El Paso: A Very Long Trip (Un Viaje Muy Largo)

(This is an excerpt from my book, “Can Travel Restore My Faith in My Country.” It is part two of the series — (part one link), which starts with my departure from Alpine and traveling to El Paso by train.

El Paso, 857 Miles

For most Texans, El Paso is not a city so much as a number. It is the highway sign you pass heading west out of Beaumont, somewhere past the Louisiana line, right after the State of Texas Visitor Center welcomes you in. For some Texans, that border crossing feels less like entering another state and more like entering another country entirely.

The sign itself is unmistakable: standard highway green, white lettering, a thin white border.
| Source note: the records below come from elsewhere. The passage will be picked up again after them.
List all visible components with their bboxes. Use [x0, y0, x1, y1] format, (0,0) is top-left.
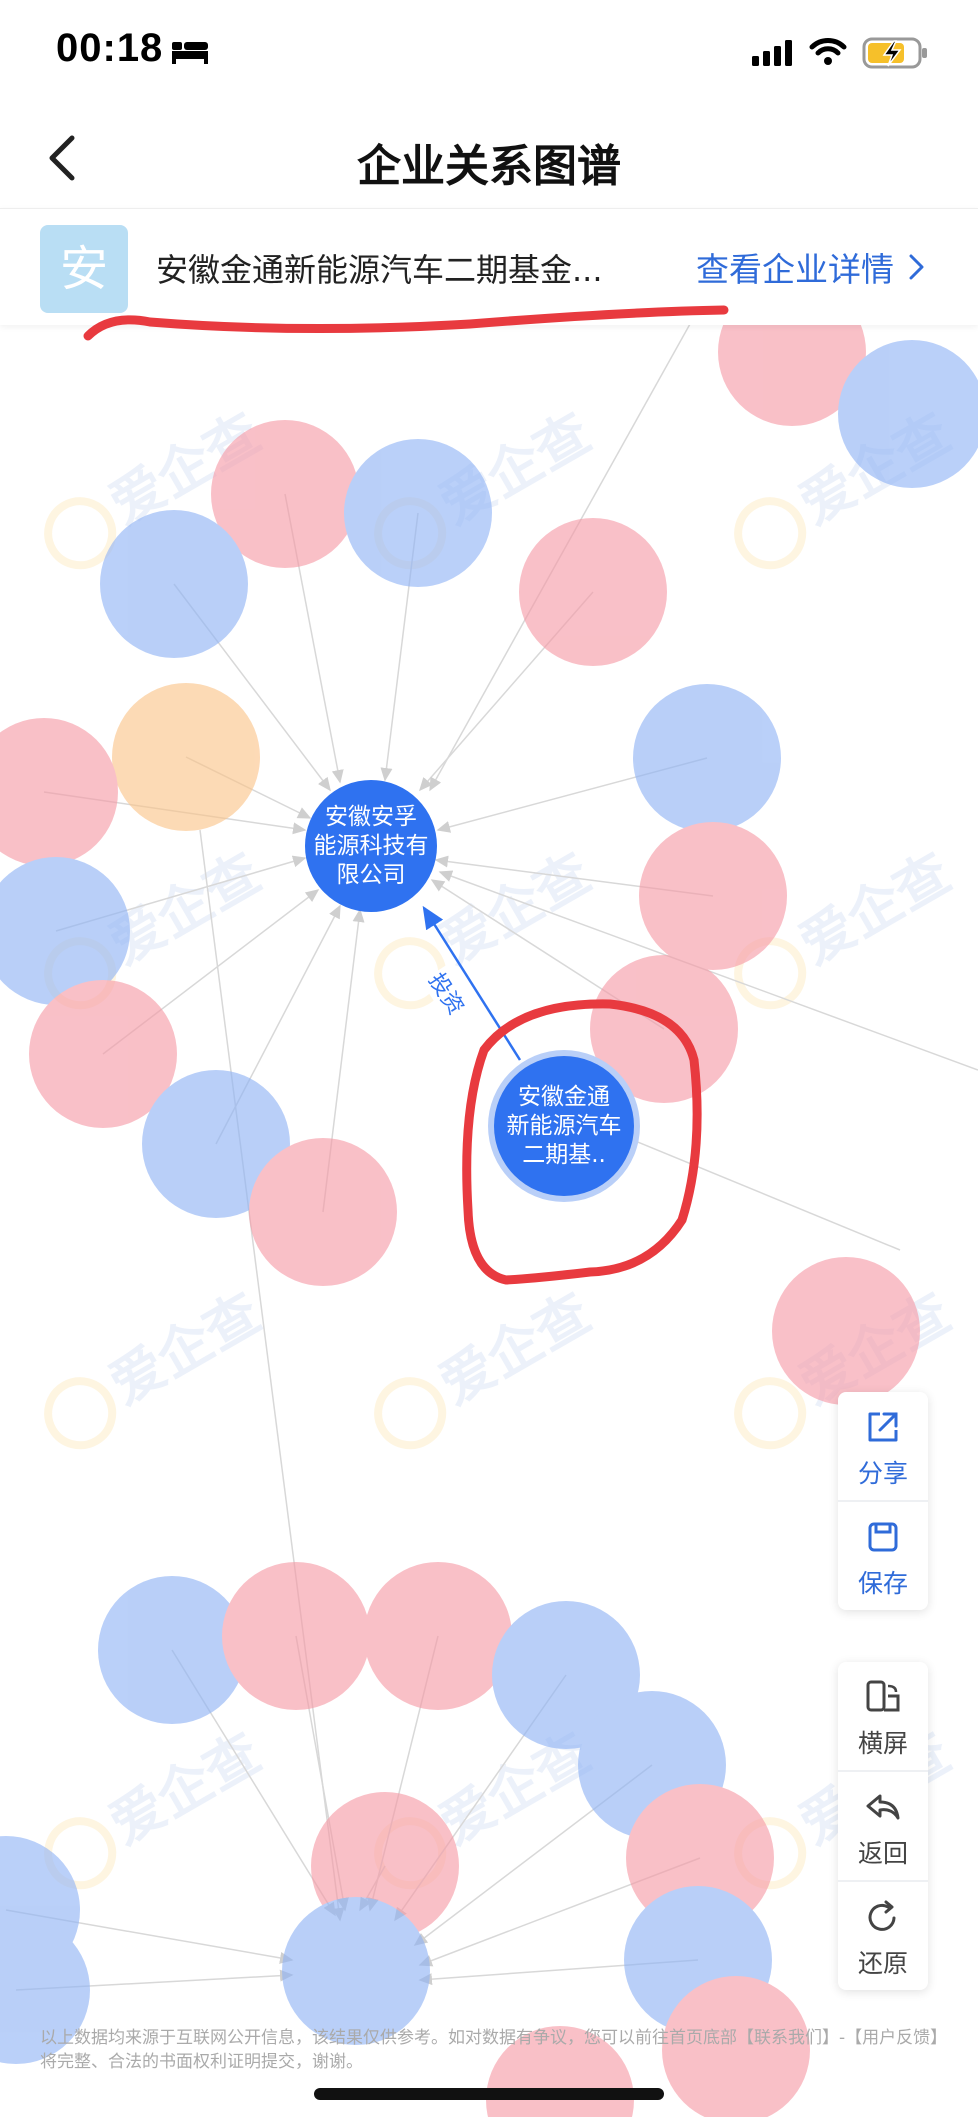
company-name: 安徽金通新能源汽车二期基金... [156, 251, 603, 289]
restore-label: 还原 [857, 1949, 908, 1978]
save-icon [868, 1522, 898, 1552]
share-icon [868, 1412, 898, 1442]
company-header: 安 安徽金通新能源汽车二期基金... 查看企业详情 [0, 208, 978, 325]
graph-svg [0, 324, 978, 2117]
home-indicator[interactable] [314, 2088, 664, 2100]
relationship-graph-canvas[interactable]: 爱企查 爱企查 爱企查 爱企查 爱企查 爱企查 爱企查 爱企查 爱企查 爱企查 … [0, 324, 978, 2117]
company-logo: 安 [40, 225, 128, 313]
node-label-line: 二期基.. [522, 1141, 606, 1168]
rotate-landscape-icon [866, 1680, 900, 1712]
status-bar: 00:18 [0, 0, 978, 108]
cellular-signal-icon [752, 40, 792, 66]
center-company-node[interactable]: 安徽安孚 能源科技有 限公司 [305, 780, 437, 912]
restore-button[interactable]: 还原 [838, 1882, 928, 1990]
node-label-line: 新能源汽车 [506, 1112, 622, 1139]
refresh-icon [868, 1900, 896, 1931]
graph-nodes [0, 324, 978, 2117]
data-disclaimer: 以上数据均来源于互联网公开信息，该结果仅供参考。如对数据有争议，您可以前往首页底… [40, 2028, 939, 2072]
share-label: 分享 [857, 1459, 908, 1488]
wifi-icon [809, 38, 847, 65]
node-label-line: 安徽金通 [518, 1083, 610, 1110]
chevron-right-icon [909, 254, 924, 280]
battery-charging-icon [862, 37, 927, 69]
focus-node-core: 安徽金通 新能源汽车 二期基.. [494, 1056, 634, 1196]
landscape-button[interactable]: 横屏 [838, 1662, 928, 1772]
detail-link-label: 查看企业详情 [696, 250, 894, 289]
return-button[interactable]: 返回 [838, 1772, 928, 1882]
share-button[interactable]: 分享 [838, 1392, 928, 1502]
landscape-label: 横屏 [857, 1729, 908, 1758]
bed-icon [172, 42, 208, 64]
return-label: 返回 [857, 1839, 908, 1868]
navigation-bar: 企业关系图谱 [0, 108, 978, 208]
node-label-line: 安徽安孚 [325, 803, 417, 830]
toolbar-share-save: 分享 保存 [838, 1392, 928, 1610]
save-button[interactable]: 保存 [838, 1502, 928, 1610]
node-label-line: 限公司 [336, 861, 406, 888]
page-title: 企业关系图谱 [357, 141, 621, 192]
focus-company-node[interactable]: 安徽金通 新能源汽车 二期基.. [488, 1050, 640, 1202]
toolbar-view-controls: 横屏 返回 还原 [838, 1662, 928, 1990]
save-label: 保存 [857, 1569, 908, 1598]
status-time: 00:18 [56, 26, 164, 70]
node-label-line: 能源科技有 [313, 832, 429, 859]
view-company-details-link[interactable]: 查看企业详情 [696, 243, 926, 291]
undo-arrow-icon [866, 1794, 900, 1820]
A little research told me the font is called Clearview — designed specifically for legibility at highway speed, which makes sense given how many thousands of drivers glance up at it every day without ever slowing down.
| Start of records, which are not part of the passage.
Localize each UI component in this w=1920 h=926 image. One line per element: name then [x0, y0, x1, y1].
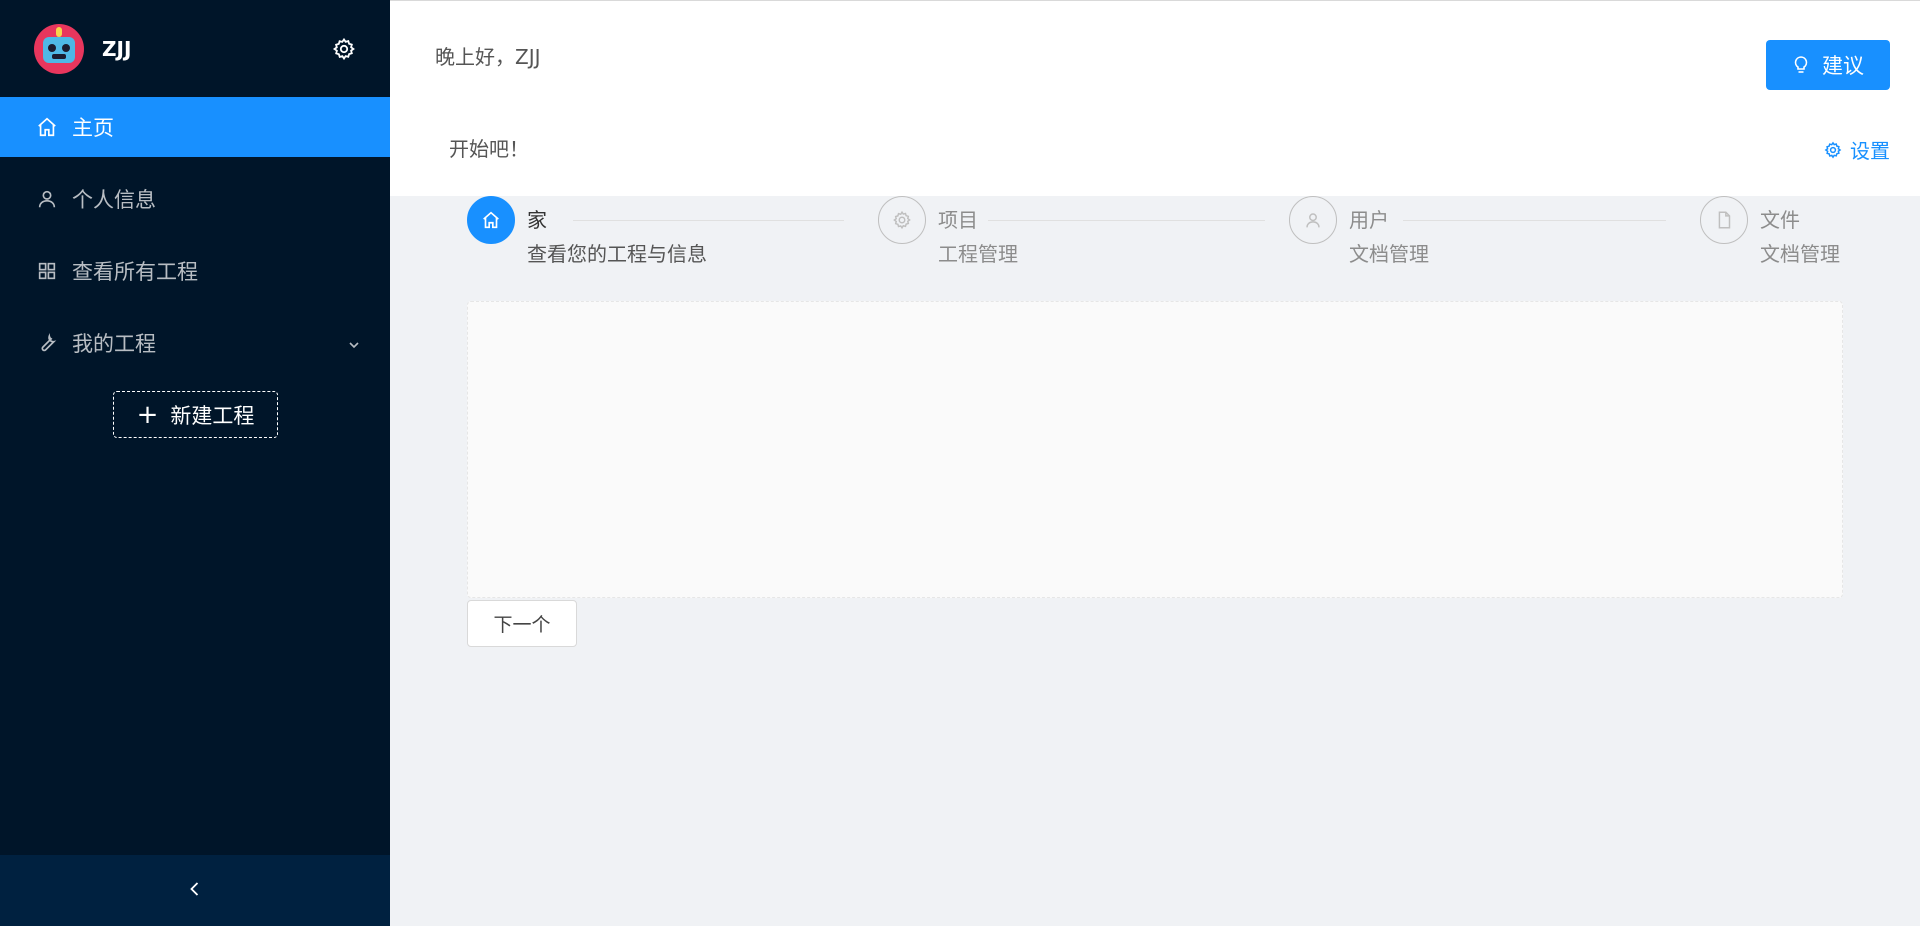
plus-icon: +	[136, 399, 159, 430]
step-title: 家	[527, 208, 547, 232]
grid-icon	[36, 260, 58, 282]
sidebar: ZJJ 主页 个人信息 查看所有工程 我的工程 + 新建工程	[0, 0, 390, 926]
next-button[interactable]: 下一个	[467, 600, 577, 647]
step-connector	[988, 220, 1265, 221]
step-file[interactable]: 文件 文档管理	[1700, 196, 1840, 267]
step-connector	[1403, 220, 1666, 221]
suggest-label: 建议	[1822, 54, 1864, 78]
sidebar-menu: 主页 个人信息 查看所有工程 我的工程	[0, 97, 390, 373]
sidebar-item-all-projects[interactable]: 查看所有工程	[0, 241, 390, 301]
chevron-down-icon[interactable]	[346, 334, 362, 350]
start-text: 开始吧！	[449, 137, 529, 161]
sidebar-item-home[interactable]: 主页	[0, 97, 390, 157]
gear-icon	[878, 196, 926, 244]
step-title: 项目	[938, 208, 978, 232]
sidebar-header: ZJJ	[0, 0, 390, 97]
settings-label: 设置	[1850, 139, 1890, 163]
wrench-icon	[36, 332, 58, 354]
home-icon	[467, 196, 515, 244]
step-user[interactable]: 用户 文档管理	[1289, 196, 1429, 267]
chevron-left-icon	[185, 879, 205, 903]
gear-icon[interactable]	[332, 37, 356, 61]
user-icon	[36, 188, 58, 210]
sidebar-item-label: 我的工程	[72, 332, 156, 356]
step-title: 文件	[1760, 208, 1800, 232]
sidebar-item-label: 个人信息	[72, 188, 156, 212]
step-content-area	[467, 301, 1843, 598]
settings-link[interactable]: 设置	[1824, 135, 1890, 164]
new-project-button[interactable]: + 新建工程	[113, 391, 278, 438]
sidebar-item-label: 查看所有工程	[72, 260, 198, 284]
gear-icon	[1824, 141, 1842, 158]
sidebar-item-label: 主页	[72, 116, 114, 140]
step-home[interactable]: 家 查看您的工程与信息	[467, 196, 707, 267]
bulb-icon	[1792, 55, 1810, 75]
collapse-sidebar-button[interactable]	[0, 855, 390, 926]
step-project[interactable]: 项目 工程管理	[878, 196, 1018, 267]
step-description: 查看您的工程与信息	[527, 242, 707, 266]
step-title: 用户	[1349, 208, 1389, 232]
step-description: 文档管理	[1760, 242, 1840, 266]
suggest-button[interactable]: 建议	[1766, 40, 1890, 90]
sidebar-item-my-projects[interactable]: 我的工程	[0, 313, 390, 373]
avatar[interactable]	[34, 23, 84, 74]
new-project-label: 新建工程	[170, 403, 255, 428]
file-icon	[1700, 196, 1748, 244]
sidebar-item-profile[interactable]: 个人信息	[0, 169, 390, 229]
user-icon	[1289, 196, 1337, 244]
step-description: 文档管理	[1349, 242, 1429, 266]
user-name: ZJJ	[102, 36, 132, 61]
step-description: 工程管理	[938, 242, 1018, 266]
main-content: 晚上好，ZJJ 建议 开始吧！ 设置 家 查看您的工程与信息 项目 工程管理 用…	[390, 0, 1920, 926]
page-header: 晚上好，ZJJ 建议 开始吧！ 设置	[390, 0, 1920, 196]
home-icon	[36, 116, 58, 138]
steps: 家 查看您的工程与信息 项目 工程管理 用户 文档管理 文件 文档管理	[467, 196, 1853, 286]
greeting-text: 晚上好，ZJJ	[435, 45, 541, 69]
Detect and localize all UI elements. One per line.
The Sign Everyone Remembers

“El Paso 857” sits on the top line. “Beaumont 23” sits just below it. Ask almost any Texan, and they will recognize this sign immediately — many can even recall the mileage within a few miles of accuracy. I saw it constantly growing up, heading west on I-10, usually on the way home to Houston from a Florida beach trip. Six hundred miles to Florida had already felt like a lot. El Paso, 857 miles?

You could drive that entire distance and never leave Texas. When El Paso finally landed on my itinerary, I wanted it to become something more than a number on a green sign. How many drivers pass “El Paso 857”, “Beaumont 23” every year, shake their heads, and keep driving? Now I find myself traveling to El Paso by train.
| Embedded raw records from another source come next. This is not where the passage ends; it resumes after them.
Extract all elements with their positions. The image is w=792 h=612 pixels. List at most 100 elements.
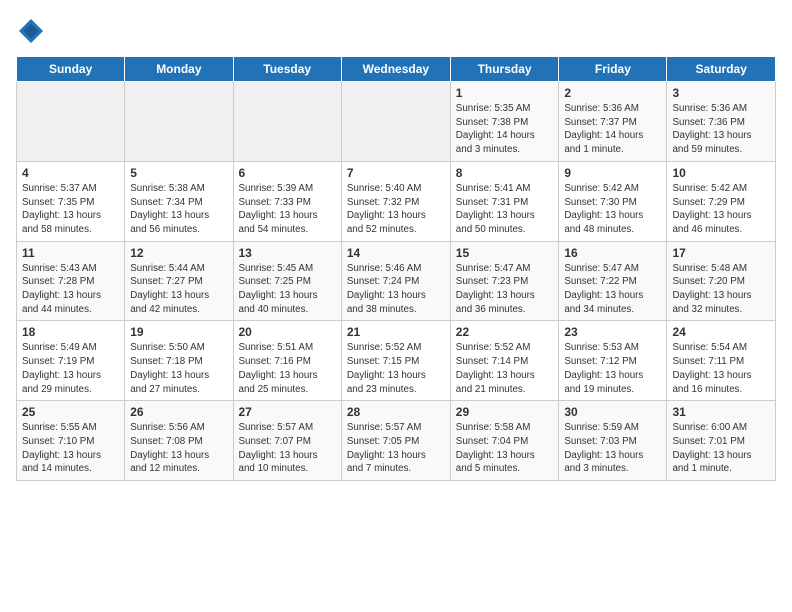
day-number: 1 (456, 86, 554, 100)
day-info: Sunrise: 5:42 AM Sunset: 7:29 PM Dayligh… (672, 182, 770, 237)
calendar-cell: 9 Sunrise: 5:42 AM Sunset: 7:30 PM Daylig… (559, 161, 667, 241)
calendar-cell: 30Sunrise: 5:59 AM Sunset: 7:03 PM Dayli… (559, 401, 667, 481)
day-info: Sunrise: 5:37 AM Sunset: 7:35 PM Dayligh… (22, 182, 119, 237)
day-info: Sunrise: 5:54 AM Sunset: 7:11 PM Dayligh… (672, 341, 770, 396)
day-info: Sunrise: 5:36 AM Sunset: 7:37 PM Dayligh… (564, 102, 661, 157)
day-info: Sunrise: 5:46 AM Sunset: 7:24 PM Dayligh… (347, 262, 445, 317)
day-number: 9 (564, 166, 661, 180)
day-number: 26 (130, 405, 227, 419)
day-number: 21 (347, 325, 445, 339)
calendar-table: SundayMondayTuesdayWednesdayThursdayFrid… (16, 56, 776, 481)
day-info: Sunrise: 5:42 AM Sunset: 7:30 PM Dayligh… (564, 182, 661, 237)
calendar-cell: 26 Sunrise: 5:56 AM Sunset: 7:08 PM Dayli… (125, 401, 233, 481)
day-number: 28 (347, 405, 445, 419)
day-number: 12 (130, 246, 227, 260)
calendar-cell: 12 Sunrise: 5:44 AM Sunset: 7:27 PM Dayli… (125, 241, 233, 321)
day-header-saturday: Saturday (667, 57, 776, 82)
day-header-thursday: Thursday (450, 57, 559, 82)
day-number: 4 (22, 166, 119, 180)
day-info: Sunrise: 5:58 AM Sunset: 7:04 PM Dayligh… (456, 421, 554, 476)
logo (16, 16, 50, 46)
day-number: 31 (672, 405, 770, 419)
day-number: 20 (239, 325, 336, 339)
day-header-monday: Monday (125, 57, 233, 82)
calendar-cell: 27 Sunrise: 5:57 AM Sunset: 7:07 PM Dayli… (233, 401, 341, 481)
day-number: 23 (564, 325, 661, 339)
day-header-sunday: Sunday (17, 57, 125, 82)
day-number: 27 (239, 405, 336, 419)
day-info: Sunrise: 5:41 AM Sunset: 7:31 PM Dayligh… (456, 182, 554, 237)
day-number: 5 (130, 166, 227, 180)
day-info: Sunrise: 5:56 AM Sunset: 7:08 PM Dayligh… (130, 421, 227, 476)
day-info: Sunrise: 6:00 AM Sunset: 7:01 PM Dayligh… (672, 421, 770, 476)
calendar-cell: 8 Sunrise: 5:41 AM Sunset: 7:31 PM Daylig… (450, 161, 559, 241)
day-info: Sunrise: 5:48 AM Sunset: 7:20 PM Dayligh… (672, 262, 770, 317)
day-info: Sunrise: 5:47 AM Sunset: 7:22 PM Dayligh… (564, 262, 661, 317)
day-info: Sunrise: 5:45 AM Sunset: 7:25 PM Dayligh… (239, 262, 336, 317)
calendar-cell: 24 Sunrise: 5:54 AM Sunset: 7:11 PM Dayli… (667, 321, 776, 401)
calendar-cell: 10Sunrise: 5:42 AM Sunset: 7:29 PM Dayli… (667, 161, 776, 241)
calendar-cell: 16 Sunrise: 5:47 AM Sunset: 7:22 PM Dayli… (559, 241, 667, 321)
day-number: 6 (239, 166, 336, 180)
day-number: 7 (347, 166, 445, 180)
day-number: 11 (22, 246, 119, 260)
calendar-cell: 15 Sunrise: 5:47 AM Sunset: 7:23 PM Dayli… (450, 241, 559, 321)
day-info: Sunrise: 5:36 AM Sunset: 7:36 PM Dayligh… (672, 102, 770, 157)
day-info: Sunrise: 5:52 AM Sunset: 7:14 PM Dayligh… (456, 341, 554, 396)
day-number: 16 (564, 246, 661, 260)
day-info: Sunrise: 5:43 AM Sunset: 7:28 PM Dayligh… (22, 262, 119, 317)
day-info: Sunrise: 5:53 AM Sunset: 7:12 PM Dayligh… (564, 341, 661, 396)
calendar-cell (125, 82, 233, 162)
day-info: Sunrise: 5:44 AM Sunset: 7:27 PM Dayligh… (130, 262, 227, 317)
day-number: 25 (22, 405, 119, 419)
day-number: 15 (456, 246, 554, 260)
day-info: Sunrise: 5:49 AM Sunset: 7:19 PM Dayligh… (22, 341, 119, 396)
day-number: 19 (130, 325, 227, 339)
day-number: 22 (456, 325, 554, 339)
day-info: Sunrise: 5:35 AM Sunset: 7:38 PM Dayligh… (456, 102, 554, 157)
calendar-cell: 5 Sunrise: 5:38 AM Sunset: 7:34 PM Daylig… (125, 161, 233, 241)
calendar-week-2: 4 Sunrise: 5:37 AM Sunset: 7:35 PM Daylig… (17, 161, 776, 241)
calendar-cell: 6 Sunrise: 5:39 AM Sunset: 7:33 PM Daylig… (233, 161, 341, 241)
day-number: 24 (672, 325, 770, 339)
day-number: 13 (239, 246, 336, 260)
calendar-cell: 13 Sunrise: 5:45 AM Sunset: 7:25 PM Dayli… (233, 241, 341, 321)
calendar-cell: 29Sunrise: 5:58 AM Sunset: 7:04 PM Dayli… (450, 401, 559, 481)
calendar-week-3: 11 Sunrise: 5:43 AM Sunset: 7:28 PM Dayli… (17, 241, 776, 321)
day-number: 2 (564, 86, 661, 100)
calendar-cell: 2 Sunrise: 5:36 AM Sunset: 7:37 PM Daylig… (559, 82, 667, 162)
day-info: Sunrise: 5:55 AM Sunset: 7:10 PM Dayligh… (22, 421, 119, 476)
calendar-cell: 14 Sunrise: 5:46 AM Sunset: 7:24 PM Dayli… (341, 241, 450, 321)
calendar-cell: 3Sunrise: 5:36 AM Sunset: 7:36 PM Daylig… (667, 82, 776, 162)
day-info: Sunrise: 5:38 AM Sunset: 7:34 PM Dayligh… (130, 182, 227, 237)
day-info: Sunrise: 5:47 AM Sunset: 7:23 PM Dayligh… (456, 262, 554, 317)
day-info: Sunrise: 5:51 AM Sunset: 7:16 PM Dayligh… (239, 341, 336, 396)
calendar-cell: 28 Sunrise: 5:57 AM Sunset: 7:05 PM Dayli… (341, 401, 450, 481)
calendar-cell (17, 82, 125, 162)
page-header (16, 16, 776, 46)
calendar-cell: 18 Sunrise: 5:49 AM Sunset: 7:19 PM Dayli… (17, 321, 125, 401)
day-header-friday: Friday (559, 57, 667, 82)
day-info: Sunrise: 5:57 AM Sunset: 7:07 PM Dayligh… (239, 421, 336, 476)
day-number: 18 (22, 325, 119, 339)
day-header-wednesday: Wednesday (341, 57, 450, 82)
calendar-cell: 31 Sunrise: 6:00 AM Sunset: 7:01 PM Dayli… (667, 401, 776, 481)
calendar-cell (341, 82, 450, 162)
day-number: 14 (347, 246, 445, 260)
day-info: Sunrise: 5:40 AM Sunset: 7:32 PM Dayligh… (347, 182, 445, 237)
day-number: 8 (456, 166, 554, 180)
calendar-cell: 20 Sunrise: 5:51 AM Sunset: 7:16 PM Dayli… (233, 321, 341, 401)
day-number: 30 (564, 405, 661, 419)
calendar-cell: 11 Sunrise: 5:43 AM Sunset: 7:28 PM Dayli… (17, 241, 125, 321)
calendar-cell: 23 Sunrise: 5:53 AM Sunset: 7:12 PM Dayli… (559, 321, 667, 401)
calendar-cell: 7 Sunrise: 5:40 AM Sunset: 7:32 PM Daylig… (341, 161, 450, 241)
calendar-cell (233, 82, 341, 162)
calendar-cell: 17 Sunrise: 5:48 AM Sunset: 7:20 PM Dayli… (667, 241, 776, 321)
day-info: Sunrise: 5:50 AM Sunset: 7:18 PM Dayligh… (130, 341, 227, 396)
calendar-cell: 25 Sunrise: 5:55 AM Sunset: 7:10 PM Dayli… (17, 401, 125, 481)
day-info: Sunrise: 5:39 AM Sunset: 7:33 PM Dayligh… (239, 182, 336, 237)
calendar-week-1: 1 Sunrise: 5:35 AM Sunset: 7:38 PM Daylig… (17, 82, 776, 162)
day-number: 17 (672, 246, 770, 260)
calendar-cell: 4 Sunrise: 5:37 AM Sunset: 7:35 PM Daylig… (17, 161, 125, 241)
day-info: Sunrise: 5:57 AM Sunset: 7:05 PM Dayligh… (347, 421, 445, 476)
Getting There: The Landscape Changes

Leaving Alpine, the train heads west and the terrain flattens out. Mountains linger on the horizon, but they no longer crowd the tracks the way they did between Del Rio and Alpine, where the land rolled and the rock formations pressed in close on both sides. Alpine sits a little over 200 miles from El Paso, and shortly after departure, the route passes through Marfa — famous, but not a scheduled stop.

Why the Train Stops in the Middle of Nowhere

One thing that surprised me about train travel: the pace is anything but steady. The train continually adjusts its speed to coordinate with freight traffic sharing the same track, sometimes slowing to a crawl, sometimes stopping completely to let another train pass. When that happens, there is a strange visual illusion that sets in as the other train rushes by inches away. For a second, you genuinely cannot tell — which one of us is moving?

A Landscape Straight Out of a Western

Past Van Horn, the scenery shifts again. Near Sierra Blanca, a strange formation called Round Top Mountain rises to 5,700 feet out of otherwise flat, empty land — it looks more like a photo from the surface of Mars than anything I expected in West Texas. Same state, completely different planet. I could not shake the feeling I was watching a Spaghetti Western unfold outside the window.

Arriving at El Paso’s Union Depot

I arrive at Union Depot, El Paso’s Amtrak station and a National Register of Historic Places building dating to around 1905. There is something grounding about these preserved old train stations. According to greatamericanstations.com, (insert link) sunlight streams through the Diocletian, or “thermal,” windows that ring the upper level of the central waiting room, and the three-story space greets arriving passengers with a patterned marble floor, pillars and pilasters, and a second-story gallery.

I investigated it further and learned that Diocletian windows — the large, semicircular style — originated in the public baths of ancient Rome. The station’s main hall also holds the same style of wooden church pews I would see in Amtrak stations across the rest of the trip. My ride is waiting, adjusted for the earlier delay, and my time in El Paso officially begins.

An Unexpected Geography Lesson

What I did not expect from El Paso was a geography lesson. I understood, abstractly, that the city sits at the intersection of Texas, New Mexico, and Mexico — but understanding it on a map and feeling it while driving the freeway that separates El Paso from Ciudad Juárez are two vastly different things. There is no buffer, no gap. Just a border wall between two cities that function, in every practical sense, as one.

El Paso also touches New Mexico to the west and north, and New Mexico shares its own southern border with Mexico. Stand in the right spot in El Paso and you can see mountains belonging to two different states and a different country, all from the same vantage point. On one hike in El Paso, I looked out and realized I was staring straight into a New Mexico mountain range.

Next Stop: Tucson

El Paso stopped being a number on a highway sign somewhere during my time there. It became a real and mystical place — mountains catching the color of the desert sun, a city built at the seam of three borders. From here, the train continues west toward Tucson.